The Government has approved the drafting of a bill that Minister for Finance Paschal Donohoe (pictured) says will put individual accountability “at the centre of decision-making” in financial-services organisations.
The Central Bank (Individual Accountability Framework) Bill will give the Central Bank extra powers to enforce a new Senior Executive Accountability Regime (SEAR) system.
The Department of Finance says that the SEAR’s focus will be on preventing misbehaviour or mismanagement by senior management in financial firms.
The SEAR will place obligations on firms, and senior individuals within them, to set out clearly where responsibility and decision-making lie. It will apply to banks, insurers and investment firms, but not credit unions.
The bill will also set standards of business conduct for all regulated financial firms, as well as individual standards of conduct for those in certain key roles and senior positions.
The Government says that the bill will also include enhancements to the ‘fitness and probity‘ system that was introduced by the Central Bank in 2010 to ensure that individuals in important positions in regulated firms are “competent and capable, honest, ethical and of integrity”.

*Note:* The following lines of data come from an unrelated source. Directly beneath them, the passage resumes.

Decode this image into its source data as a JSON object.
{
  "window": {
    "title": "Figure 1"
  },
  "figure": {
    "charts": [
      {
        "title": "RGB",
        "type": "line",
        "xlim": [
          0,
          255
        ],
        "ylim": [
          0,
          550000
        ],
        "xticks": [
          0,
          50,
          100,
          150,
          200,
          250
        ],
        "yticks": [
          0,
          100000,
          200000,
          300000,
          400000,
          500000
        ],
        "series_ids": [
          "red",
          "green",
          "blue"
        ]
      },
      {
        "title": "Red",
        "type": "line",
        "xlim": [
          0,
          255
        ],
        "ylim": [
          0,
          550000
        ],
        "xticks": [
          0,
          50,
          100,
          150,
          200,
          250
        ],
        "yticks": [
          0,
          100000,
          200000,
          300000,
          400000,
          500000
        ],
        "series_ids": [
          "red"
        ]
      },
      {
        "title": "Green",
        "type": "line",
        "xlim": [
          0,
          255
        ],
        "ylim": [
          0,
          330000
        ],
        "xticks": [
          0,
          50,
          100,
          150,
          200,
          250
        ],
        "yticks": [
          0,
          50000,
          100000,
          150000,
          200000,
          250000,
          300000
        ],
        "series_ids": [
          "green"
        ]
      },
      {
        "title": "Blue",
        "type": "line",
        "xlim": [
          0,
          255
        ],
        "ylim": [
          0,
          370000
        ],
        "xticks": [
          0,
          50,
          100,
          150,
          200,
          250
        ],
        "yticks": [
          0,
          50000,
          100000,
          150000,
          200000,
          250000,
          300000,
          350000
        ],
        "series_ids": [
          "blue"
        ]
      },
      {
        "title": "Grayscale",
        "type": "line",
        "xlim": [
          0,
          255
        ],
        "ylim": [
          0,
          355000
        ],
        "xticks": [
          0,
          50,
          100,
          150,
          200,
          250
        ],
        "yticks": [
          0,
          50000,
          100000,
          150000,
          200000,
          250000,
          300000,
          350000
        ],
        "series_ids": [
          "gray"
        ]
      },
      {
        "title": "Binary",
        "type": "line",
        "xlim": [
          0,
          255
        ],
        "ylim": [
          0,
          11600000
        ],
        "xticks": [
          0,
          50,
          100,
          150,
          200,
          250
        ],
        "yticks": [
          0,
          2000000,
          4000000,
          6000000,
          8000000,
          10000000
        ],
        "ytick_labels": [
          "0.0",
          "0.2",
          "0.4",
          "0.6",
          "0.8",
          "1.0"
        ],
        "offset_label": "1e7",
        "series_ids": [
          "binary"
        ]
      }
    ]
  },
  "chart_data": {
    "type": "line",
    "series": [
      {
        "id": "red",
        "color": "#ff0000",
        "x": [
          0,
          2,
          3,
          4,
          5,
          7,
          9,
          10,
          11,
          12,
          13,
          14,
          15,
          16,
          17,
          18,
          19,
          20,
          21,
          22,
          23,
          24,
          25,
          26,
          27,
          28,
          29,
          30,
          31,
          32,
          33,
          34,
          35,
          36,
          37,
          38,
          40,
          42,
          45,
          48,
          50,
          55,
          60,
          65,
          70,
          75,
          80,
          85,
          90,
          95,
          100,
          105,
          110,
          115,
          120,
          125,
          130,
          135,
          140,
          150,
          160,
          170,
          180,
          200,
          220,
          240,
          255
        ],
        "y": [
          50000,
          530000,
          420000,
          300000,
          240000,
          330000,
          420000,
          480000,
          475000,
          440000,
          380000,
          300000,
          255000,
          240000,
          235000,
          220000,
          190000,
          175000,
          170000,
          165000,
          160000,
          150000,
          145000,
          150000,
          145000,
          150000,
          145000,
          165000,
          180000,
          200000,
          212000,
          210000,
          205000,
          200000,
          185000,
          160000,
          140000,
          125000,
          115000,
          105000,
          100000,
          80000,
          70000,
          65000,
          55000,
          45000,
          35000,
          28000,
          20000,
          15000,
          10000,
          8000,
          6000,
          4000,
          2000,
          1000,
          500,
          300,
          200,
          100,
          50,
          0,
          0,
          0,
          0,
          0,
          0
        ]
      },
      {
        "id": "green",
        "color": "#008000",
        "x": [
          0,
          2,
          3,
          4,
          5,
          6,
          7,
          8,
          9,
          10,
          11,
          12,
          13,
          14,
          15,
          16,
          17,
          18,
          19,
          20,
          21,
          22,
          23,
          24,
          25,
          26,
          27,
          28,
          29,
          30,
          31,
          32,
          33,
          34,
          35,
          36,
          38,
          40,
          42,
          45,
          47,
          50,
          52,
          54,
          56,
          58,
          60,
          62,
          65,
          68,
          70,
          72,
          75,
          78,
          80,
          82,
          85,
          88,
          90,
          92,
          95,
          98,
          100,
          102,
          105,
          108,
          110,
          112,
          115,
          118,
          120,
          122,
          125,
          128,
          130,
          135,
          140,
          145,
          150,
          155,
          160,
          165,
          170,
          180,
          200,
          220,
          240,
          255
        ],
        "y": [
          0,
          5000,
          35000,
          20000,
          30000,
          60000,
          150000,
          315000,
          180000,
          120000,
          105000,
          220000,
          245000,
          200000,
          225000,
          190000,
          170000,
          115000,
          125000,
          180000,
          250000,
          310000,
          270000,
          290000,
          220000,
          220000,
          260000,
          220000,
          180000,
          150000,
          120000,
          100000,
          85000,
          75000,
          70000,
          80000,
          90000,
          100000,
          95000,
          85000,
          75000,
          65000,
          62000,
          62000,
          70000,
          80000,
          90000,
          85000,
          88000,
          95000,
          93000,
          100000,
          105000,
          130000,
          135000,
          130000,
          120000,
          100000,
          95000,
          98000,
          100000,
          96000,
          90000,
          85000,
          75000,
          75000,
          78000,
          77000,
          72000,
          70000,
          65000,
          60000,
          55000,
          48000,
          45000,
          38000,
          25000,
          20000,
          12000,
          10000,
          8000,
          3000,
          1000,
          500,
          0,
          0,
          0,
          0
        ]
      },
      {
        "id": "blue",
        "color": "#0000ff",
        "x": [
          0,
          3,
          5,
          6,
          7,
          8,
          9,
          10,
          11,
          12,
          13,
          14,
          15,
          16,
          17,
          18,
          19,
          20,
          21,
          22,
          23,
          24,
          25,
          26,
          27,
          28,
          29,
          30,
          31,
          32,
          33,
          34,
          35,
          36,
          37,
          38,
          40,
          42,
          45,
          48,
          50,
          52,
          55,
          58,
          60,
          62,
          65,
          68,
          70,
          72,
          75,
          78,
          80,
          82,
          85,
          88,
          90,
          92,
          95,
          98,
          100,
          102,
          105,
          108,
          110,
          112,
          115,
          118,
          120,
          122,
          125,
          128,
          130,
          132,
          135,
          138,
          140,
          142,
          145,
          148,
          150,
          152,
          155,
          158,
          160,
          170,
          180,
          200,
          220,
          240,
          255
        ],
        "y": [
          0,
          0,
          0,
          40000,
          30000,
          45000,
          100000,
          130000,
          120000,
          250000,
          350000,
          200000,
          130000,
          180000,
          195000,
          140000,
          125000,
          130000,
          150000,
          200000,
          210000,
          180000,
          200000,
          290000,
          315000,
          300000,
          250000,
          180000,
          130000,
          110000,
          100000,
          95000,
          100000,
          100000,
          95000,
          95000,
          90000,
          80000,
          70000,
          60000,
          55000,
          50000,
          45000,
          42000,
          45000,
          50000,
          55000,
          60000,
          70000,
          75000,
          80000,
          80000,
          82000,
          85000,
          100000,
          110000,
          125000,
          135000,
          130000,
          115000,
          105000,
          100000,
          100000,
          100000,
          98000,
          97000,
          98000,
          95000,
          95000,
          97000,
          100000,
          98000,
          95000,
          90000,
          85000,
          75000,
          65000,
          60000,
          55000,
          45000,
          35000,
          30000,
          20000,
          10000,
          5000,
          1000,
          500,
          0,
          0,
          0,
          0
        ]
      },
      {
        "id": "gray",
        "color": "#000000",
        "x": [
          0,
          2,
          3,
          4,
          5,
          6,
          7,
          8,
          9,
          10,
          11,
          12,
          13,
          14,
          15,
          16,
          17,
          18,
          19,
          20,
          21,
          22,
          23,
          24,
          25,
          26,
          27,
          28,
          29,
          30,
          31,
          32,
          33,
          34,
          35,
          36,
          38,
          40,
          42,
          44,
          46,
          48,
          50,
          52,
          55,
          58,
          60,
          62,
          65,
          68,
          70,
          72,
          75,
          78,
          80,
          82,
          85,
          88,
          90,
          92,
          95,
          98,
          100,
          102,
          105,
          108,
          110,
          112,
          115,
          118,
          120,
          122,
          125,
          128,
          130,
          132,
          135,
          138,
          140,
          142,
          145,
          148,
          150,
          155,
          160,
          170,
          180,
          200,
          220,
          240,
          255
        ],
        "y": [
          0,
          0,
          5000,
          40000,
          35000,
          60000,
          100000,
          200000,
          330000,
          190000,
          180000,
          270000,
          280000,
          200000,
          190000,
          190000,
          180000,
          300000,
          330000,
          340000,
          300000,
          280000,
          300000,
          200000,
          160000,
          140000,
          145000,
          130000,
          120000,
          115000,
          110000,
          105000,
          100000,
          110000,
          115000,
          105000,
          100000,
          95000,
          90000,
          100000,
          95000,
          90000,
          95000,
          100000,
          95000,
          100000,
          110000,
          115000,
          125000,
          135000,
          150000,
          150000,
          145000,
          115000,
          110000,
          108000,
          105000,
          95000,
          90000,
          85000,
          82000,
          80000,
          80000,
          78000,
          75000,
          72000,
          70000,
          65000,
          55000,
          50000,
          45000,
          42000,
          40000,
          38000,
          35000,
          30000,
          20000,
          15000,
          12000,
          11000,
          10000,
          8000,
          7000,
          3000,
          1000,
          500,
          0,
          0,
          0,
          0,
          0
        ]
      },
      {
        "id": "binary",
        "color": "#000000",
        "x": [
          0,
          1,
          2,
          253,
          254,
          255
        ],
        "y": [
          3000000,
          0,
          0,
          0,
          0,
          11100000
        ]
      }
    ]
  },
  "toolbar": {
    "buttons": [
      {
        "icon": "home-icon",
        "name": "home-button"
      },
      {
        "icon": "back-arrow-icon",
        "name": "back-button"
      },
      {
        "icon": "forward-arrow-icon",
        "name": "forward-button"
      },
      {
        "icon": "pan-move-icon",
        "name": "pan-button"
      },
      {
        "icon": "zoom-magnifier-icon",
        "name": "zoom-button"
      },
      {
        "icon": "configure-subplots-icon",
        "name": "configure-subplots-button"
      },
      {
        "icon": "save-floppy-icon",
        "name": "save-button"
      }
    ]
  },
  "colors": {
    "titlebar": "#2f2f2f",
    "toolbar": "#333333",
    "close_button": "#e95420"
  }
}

The bill addresses a deficiency in the current legislation, under which the Central Bank must first prove a contravention of financial-services legislation against a regulated provider before it can take action against an individual.
The Government says that the new regime will make financial firms accountable to customers, while also giving firms’ employees greater clarity on their exact roles and responsibilities.
Minister Donohoe says that the proposed changes will be supported by “an appropriate sanctions regime” to ensure compliance, and deal with potential misbehaviour.
Law firm Eversheds Sutherland LLP said that industry feedback from similar regimes in the UK and Australia suggested that the SEAR should result in improvements in governance and risk management.
"This is not only because it serves to clarify individual responsibilities within firms; it is also because it focuses the minds of senior individuals, in particular, on the risks to them as individuals of engaging in, tolerating or turning a blind eye to misconduct," said Ciaran Walker (consultant in the firm's financial services regulation and governance group).